On 2/10/2012 2:50 AM, Philipp Moeller wrote:
> Bill Buklis<boostusr_at_[hidden]> writes:
>
>> Is there any facility to perform arithmetic operations on a tuple?
>>
>> For example:
>>
>> struct data
>> {
>> double a, b;
>> };
>>
>> data d1 = {1.0, 2.0};
>> data d2 = {2.5, 5.5};
>>
>> // These two lines are not valid, but simulate what I want.
>> boost::tie(d1.a, d1.b) *= 10.0; // Multiply each element by 10.0
>> boost::tie(d1.a, d1.b) += boost::tie(d2.a, d2.b); // Add the
>> elements from the second object
>>
>> After calculations, d1 should equal {12.5, 25.5};
> Using a tuple this way is probably not the best idea.
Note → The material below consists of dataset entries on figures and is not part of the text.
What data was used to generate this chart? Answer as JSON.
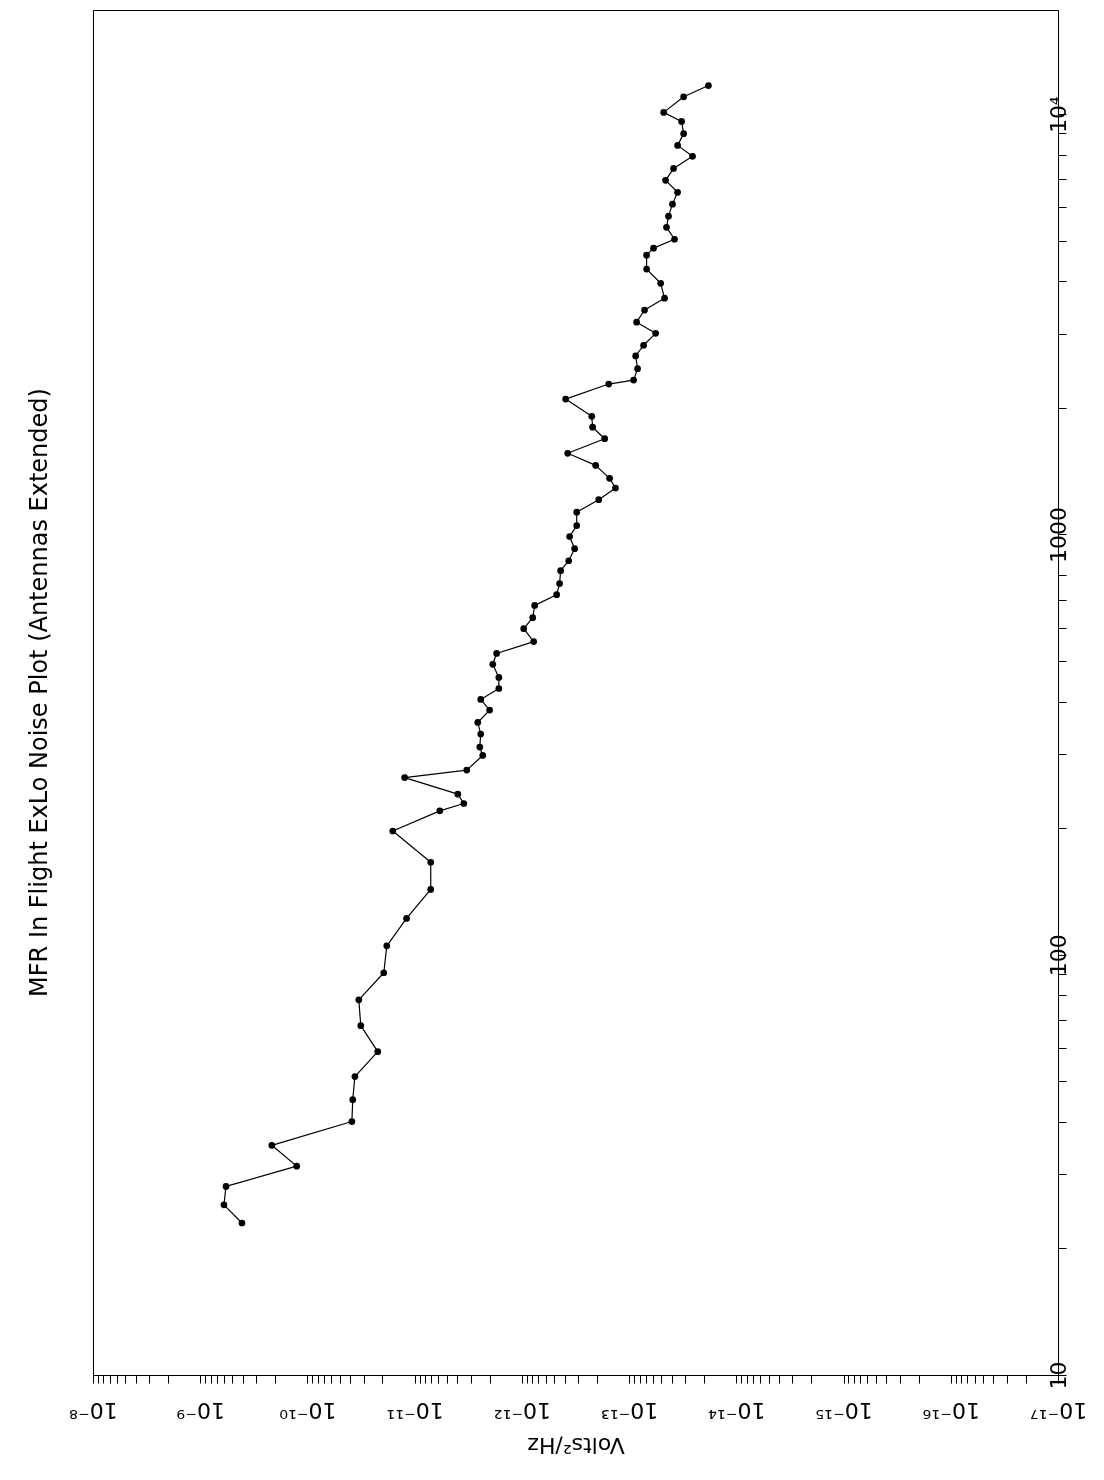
{
  "chart_data": {
    "type": "line",
    "title": "MFR In Flight ExLo Noise Plot (Antennas Extended)",
    "xlabel": "Volts²/Hz",
    "log": "xy",
    "grid": false,
    "marker": "circle",
    "line_style": "solid",
    "xlim": [
      1e-08,
      1e-17
    ],
    "ylim": [
      10,
      17700
    ],
    "xticks": [
      {
        "value": 1e-08,
        "label": "10⁻⁸"
      },
      {
        "value": 1e-09,
        "label": "10⁻⁹"
      },
      {
        "value": 1e-10,
        "label": "10⁻¹⁰"
      },
      {
        "value": 1e-11,
        "label": "10⁻¹¹"
      },
      {
        "value": 1e-12,
        "label": "10⁻¹²"
      },
      {
        "value": 1e-13,
        "label": "10⁻¹³"
      },
      {
        "value": 1e-14,
        "label": "10⁻¹⁴"
      },
      {
        "value": 1e-15,
        "label": "10⁻¹⁵"
      },
      {
        "value": 1e-16,
        "label": "10⁻¹⁶"
      },
      {
        "value": 1e-17,
        "label": "10⁻¹⁷"
      },
      {
        "value": 9e-09,
        "label": null
      },
      {
        "value": 8e-09,
        "label": null
      },
      {
        "value": 7e-09,
        "label": null
      },
      {
        "value": 6e-09,
        "label": null
      },
      {
        "value": 5e-09,
        "label": null
      },
      {
        "value": 4e-09,
        "label": null
      },
      {
        "value": 3e-09,
        "label": null
      },
      {
        "value": 2e-09,
        "label": null
      },
      {
        "value": 9e-10,
        "label": null
      },
      {
        "value": 8e-10,
        "label": null
      },
      {
        "value": 7e-10,
        "label": null
      },
      {
        "value": 6e-10,
        "label": null
      },
      {
        "value": 5e-10,
        "label": null
      },
      {
        "value": 4e-10,
        "label": null
      },
      {
        "value": 3e-10,
        "label": null
      },
      {
        "value": 2e-10,
        "label": null
      },
      {
        "value": 9e-11,
        "label": null
      },
      {
        "value": 8e-11,
        "label": null
      },
      {
        "value": 7e-11,
        "label": null
      },
      {
        "value": 6e-11,
        "label": null
      },
      {
        "value": 5e-11,
        "label": null
      },
      {
        "value": 4e-11,
        "label": null
      },
      {
        "value": 3e-11,
        "label": null
      },
      {
        "value": 2e-11,
        "label": null
      },
      {
        "value": 9e-12,
        "label": null
      },
      {
        "value": 8e-12,
        "label": null
      },
      {
        "value": 7e-12,
        "label": null
      },
      {
        "value": 6e-12,
        "label": null
      },
      {
        "value": 5e-12,
        "label": null
      },
      {
        "value": 4e-12,
        "label": null
      },
      {
        "value": 3e-12,
        "label": null
      },
      {
        "value": 2e-12,
        "label": null
      },
      {
        "value": 9e-13,
        "label": null
      },
      {
        "value": 8e-13,
        "label": null
      },
      {
        "value": 7e-13,
        "label": null
      },
      {
        "value": 6e-13,
        "label": null
      },
      {
        "value": 5e-13,
        "label": null
      },
      {
        "value": 4e-13,
        "label": null
      },
      {
        "value": 3e-13,
        "label": null
      },
      {
        "value": 2e-13,
        "label": null
      },
      {
        "value": 9e-14,
        "label": null
      },
      {
        "value": 8e-14,
        "label": null
      },
      {
        "value": 7e-14,
        "label": null
      },
      {
        "value": 6e-14,
        "label": null
      },
      {
        "value": 5e-14,
        "label": null
      },
      {
        "value": 4e-14,
        "label": null
      },
      {
        "value": 3e-14,
        "label": null
      },
      {
        "value": 2e-14,
        "label": null
      },
      {
        "value": 9e-15,
        "label": null
      },
      {
        "value": 8e-15,
        "label": null
      },
      {
        "value": 7e-15,
        "label": null
      },
      {
        "value": 6e-15,
        "label": null
      },
      {
        "value": 5e-15,
        "label": null
      },
      {
        "value": 4e-15,
        "label": null
      },
      {
        "value": 3e-15,
        "label": null
      },
      {
        "value": 2e-15,
        "label": null
      },
      {
        "value": 9e-16,
        "label": null
      },
      {
        "value": 8e-16,
        "label": null
      },
      {
        "value": 7e-16,
        "label": null
      },
      {
        "value": 6e-16,
        "label": null
      },
      {
        "value": 5e-16,
        "label": null
      },
      {
        "value": 4e-16,
        "label": null
      },
      {
        "value": 3e-16,
        "label": null
      },
      {
        "value": 2e-16,
        "label": null
      },
      {
        "value": 9e-17,
        "label": null
      },
      {
        "value": 8e-17,
        "label": null
      },
      {
        "value": 7e-17,
        "label": null
      },
      {
        "value": 6e-17,
        "label": null
      },
      {
        "value": 5e-17,
        "label": null
      },
      {
        "value": 4e-17,
        "label": null
      },
      {
        "value": 3e-17,
        "label": null
      },
      {
        "value": 2e-17,
        "label": null
      }
    ],
    "yticks": [
      10,
      100,
      1000,
      {
        "value": 10000,
        "label": "10⁴"
      },
      {
        "value": 20,
        "label": null
      },
      {
        "value": 30,
        "label": null
      },
      {
        "value": 40,
        "label": null
      },
      {
        "value": 50,
        "label": null
      },
      {
        "value": 60,
        "label": null
      },
      {
        "value": 70,
        "label": null
      },
      {
        "value": 80,
        "label": null
      },
      {
        "value": 90,
        "label": null
      },
      {
        "value": 200,
        "label": null
      },
      {
        "value": 300,
        "label": null
      },
      {
        "value": 400,
        "label": null
      },
      {
        "value": 500,
        "label": null
      },
      {
        "value": 600,
        "label": null
      },
      {
        "value": 700,
        "label": null
      },
      {
        "value": 800,
        "label": null
      },
      {
        "value": 900,
        "label": null
      },
      {
        "value": 2000,
        "label": null
      },
      {
        "value": 3000,
        "label": null
      },
      {
        "value": 4000,
        "label": null
      },
      {
        "value": 5000,
        "label": null
      },
      {
        "value": 6000,
        "label": null
      },
      {
        "value": 7000,
        "label": null
      },
      {
        "value": 8000,
        "label": null
      },
      {
        "value": 9000,
        "label": null
      }
    ],
    "series": [
      {
        "color": "#000000",
        "x": [
          1.82e-14,
          3.1e-14,
          4.76e-14,
          3.24e-14,
          3.1e-14,
          3.53e-14,
          2.56e-14,
          3.85e-14,
          4.57e-14,
          3.53e-14,
          3.94e-14,
          4.29e-14,
          4.48e-14,
          3.77e-14,
          5.92e-14,
          6.87e-14,
          6.87e-14,
          5.08e-14,
          4.67e-14,
          7.18e-14,
          8.51e-14,
          5.66e-14,
          7.33e-14,
          8.69e-14,
          8.34e-14,
          9.08e-14,
          1.55e-13,
          3.91e-13,
          2.23e-13,
          2.19e-13,
          1.69e-13,
          3.74e-13,
          2.05e-13,
          1.52e-13,
          1.34e-13,
          1.92e-13,
          3.08e-13,
          3.08e-13,
          3.59e-13,
          3.22e-13,
          3.66e-13,
          4.35e-13,
          4.45e-13,
          4.74e-13,
          7.6e-13,
          7.92e-13,
          9.62e-13,
          7.76e-13,
          1.72e-12,
          1.87e-12,
          1.64e-12,
          1.64e-12,
          2.42e-12,
          2e-12,
          2.58e-12,
          2.42e-12,
          2.47e-12,
          2.32e-12,
          3.27e-12,
          1.24e-11,
          3.96e-12,
          3.48e-12,
          5.83e-12,
          1.6e-11,
          7.08e-12,
          7.08e-12,
          1.19e-11,
          1.82e-11,
          1.94e-11,
          3.32e-11,
          3.18e-11,
          2.21e-11,
          3.61e-11,
          3.78e-11,
          3.85e-11,
          2.15e-10,
          1.26e-10,
          5.75e-10,
          6.01e-10,
          4.08e-10
        ],
        "values": [
          11700,
          11000,
          10100,
          9610,
          8990,
          8430,
          7940,
          7430,
          6960,
          6520,
          6110,
          5720,
          5380,
          5040,
          4800,
          4620,
          4280,
          3960,
          3650,
          3420,
          3200,
          3010,
          2820,
          2660,
          2480,
          2330,
          2280,
          2100,
          1910,
          1800,
          1690,
          1560,
          1460,
          1360,
          1290,
          1210,
          1130,
          1050,
          989,
          925,
          866,
          820,
          764,
          719,
          678,
          634,
          597,
          556,
          521,
          491,
          457,
          430,
          405,
          382,
          357,
          335,
          312,
          298,
          275,
          264,
          241,
          229,
          220,
          197,
          166,
          143,
          122,
          105,
          90.6,
          78.1,
          67.8,
          58.8,
          51.3,
          45.2,
          40.1,
          35.2,
          31.4,
          28.1,
          25.4,
          23.0
        ]
      }
    ]
  }
}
Tuples are
> intended for heterogeneous types. If all you really want is a fixed
> length container for doubles you should use boost/std::array<double>.
>
> If you really insist on the tuple, here is
>
> tuple_for_each isn't that hard:
>
> template<class T, class F>
> inline void for_each(boost::tuples::cons<T, boost::tuples::null_type>
> const& tuple, F f)
> {
> f(tuple.get_head());
> }
>
> template<class T, class U, class F>
> inline void for_each(boost::tuples::cons<T, U> const& tuple, F f)
> {
> f(tuple.get_head());
> for_each(tuple.get_tail(), f);
> }
>
> double a, b;
> for_each(tie(a,b), [](double& x) { x *= 10.0; })
>
> HTH,
> Philipp Moeller
>

Thanks. That looks interesting. In my example I only used doubles, but I
was thinking in the more general sense where the types may be different
as long as they were compatible with the operand. The second example
could easily have different types, since it only matters that a1 is
compatible with a2, b1 is compatible with b2, and so on.

In my specific case that made me think of this, I had a structure with
several elements in it. An array was unsuitable and unnecessary. I was
just wondering if there was something similar to the comparison
operators for tuple rather than having to add extra operators for the
structure. For this case I just went ahead and added them.

I guess it seemed logical that tuple could have arithmetic operators (at
least for example 2) that act just like the comparison operators that
operate on each like element in turn. From your example it looks like it
would be fairly easy to write one. I don't know what the pros and cons
would be for having that in the library.